Janet Ackland

Personal information
- Nationality: British (Welsh)
- Born: 19 December 1938
- Died: 21 December 2019 (aged 81) University Hospital Llandough, Penarth

Sport
- Sport: Bowls
- Club: Penarth Belle Vue BC

Medal record
Representing Wales
World Outdoor Championship
| Bronze medal – third place | 1977 Worthing | pairs |
| Bronze medal – third place | 1977 Worthing | fours |
| Silver medal – second place | 1977 Worthing | team |
| Gold medal – first place | 1988 Auckland | singles |
Commonwealth Games
| Bronze medal – third place | 1994 Victoria | pairs |
British Isles Championships
| Gold medal – first place | 1989 | fours |
| Gold medal – first place | 1990 | fours |

= Janet Ackland =

Welsh bowls player (1938–2019)

Janet Ackland (1938–2019) was a Welsh international lawn and indoor bowler.

==Bowls career==
===World Championships===
Ackland won two bronze medals and a silver medal at the 1977 World Outdoor Bowls Championship; the silver medals came in the pairs with Lilian Nicholas and the fours with Joan Osborne, Enid Morgan and Margaret Pomeroy, the silver medal was in the team event (Taylor Trophy).

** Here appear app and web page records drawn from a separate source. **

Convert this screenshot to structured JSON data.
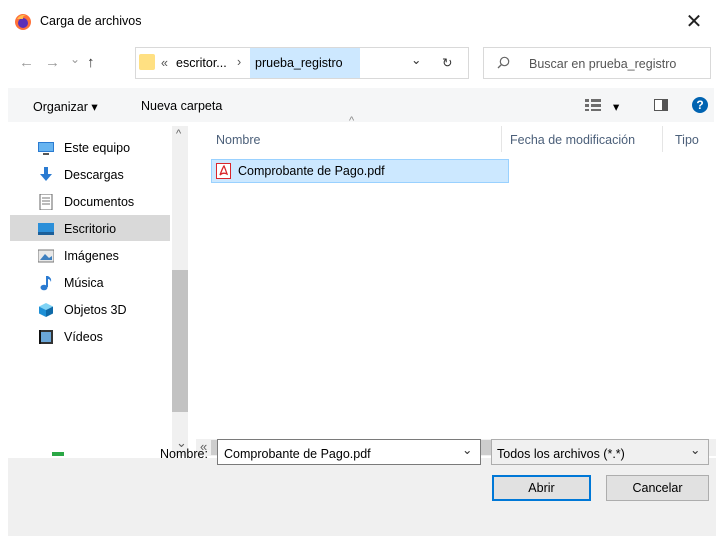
{
  "window": {
    "title": "Carga de archivos",
    "close_glyph": "✕"
  },
  "nav": {
    "back": "←",
    "forward": "→",
    "recent": "⌄",
    "up": "↑"
  },
  "address": {
    "overflow": "«",
    "crumbs": [
      "escritor...",
      "prueba_registro"
    ],
    "separator": "›",
    "dropdown": "⌄",
    "refresh": "↻"
  },
  "search": {
    "placeholder": "Buscar en prueba_registro"
  },
  "toolbar": {
    "organize": "Organizar ▾",
    "new_folder": "Nueva carpeta",
    "view_arrow": "▾",
    "help": "?"
  },
  "sidebar": {
    "items": [
      {
        "label": "Este equipo",
        "icon": "computer-icon"
      },
      {
        "label": "Descargas",
        "icon": "download-icon"
      },
      {
        "label": "Documentos",
        "icon": "document-icon"
      },
      {
        "label": "Escritorio",
        "icon": "desktop-icon",
        "selected": true
      },
      {
        "label": "Imágenes",
        "icon": "pictures-icon"
      },
      {
        "label": "Música",
        "icon": "music-icon"
      },
      {
        "label": "Objetos 3D",
        "icon": "cube-icon"
      },
      {
        "label": "Vídeos",
        "icon": "video-icon"
      }
    ]
  },
  "columns": {
    "name": "Nombre",
    "modified": "Fecha de modificación",
    "type": "Tipo",
    "sort_glyph": "^"
  },
  "files": [
    {
      "name": "Comprobante de Pago.pdf",
      "icon": "pdf-icon",
      "selected": true
    }
  ],
  "bottom": {
    "name_label": "Nombre:",
    "file_name": "Comprobante de Pago.pdf",
    "filter": "Todos los archivos (*.*)",
    "open": "Abrir",
    "cancel": "Cancelar"
  },
  "colors": {
    "selection": "#cce8ff",
    "selection_border": "#99d1ff",
    "accent": "#0078d7",
    "help": "#0063b1"
  }
}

Eleven years later the pinnacle of her long career came when she took the singles gold medal at the 1988 World Outdoor Bowls Championship in Auckland.

===Commonwealth Games===
Ackland competed at four successive Commonwealth Games and in the 1994 Commonwealth Games she won a bronze in the pairs with Ann Dainton.

===National===
Ackland began bowling in 1959 and won her first title at Llandrindod Wells in 1969 and was the 1980 and 1987 Welsh National Bowls Championships singles champion. She has been a member of the Welsh International bowling team since 1973, winning 100 indoor and outdoor caps. She was also the captain of her country's team.

===Awards===
Ackland is a member of the Welsh Sports Hall of Fame.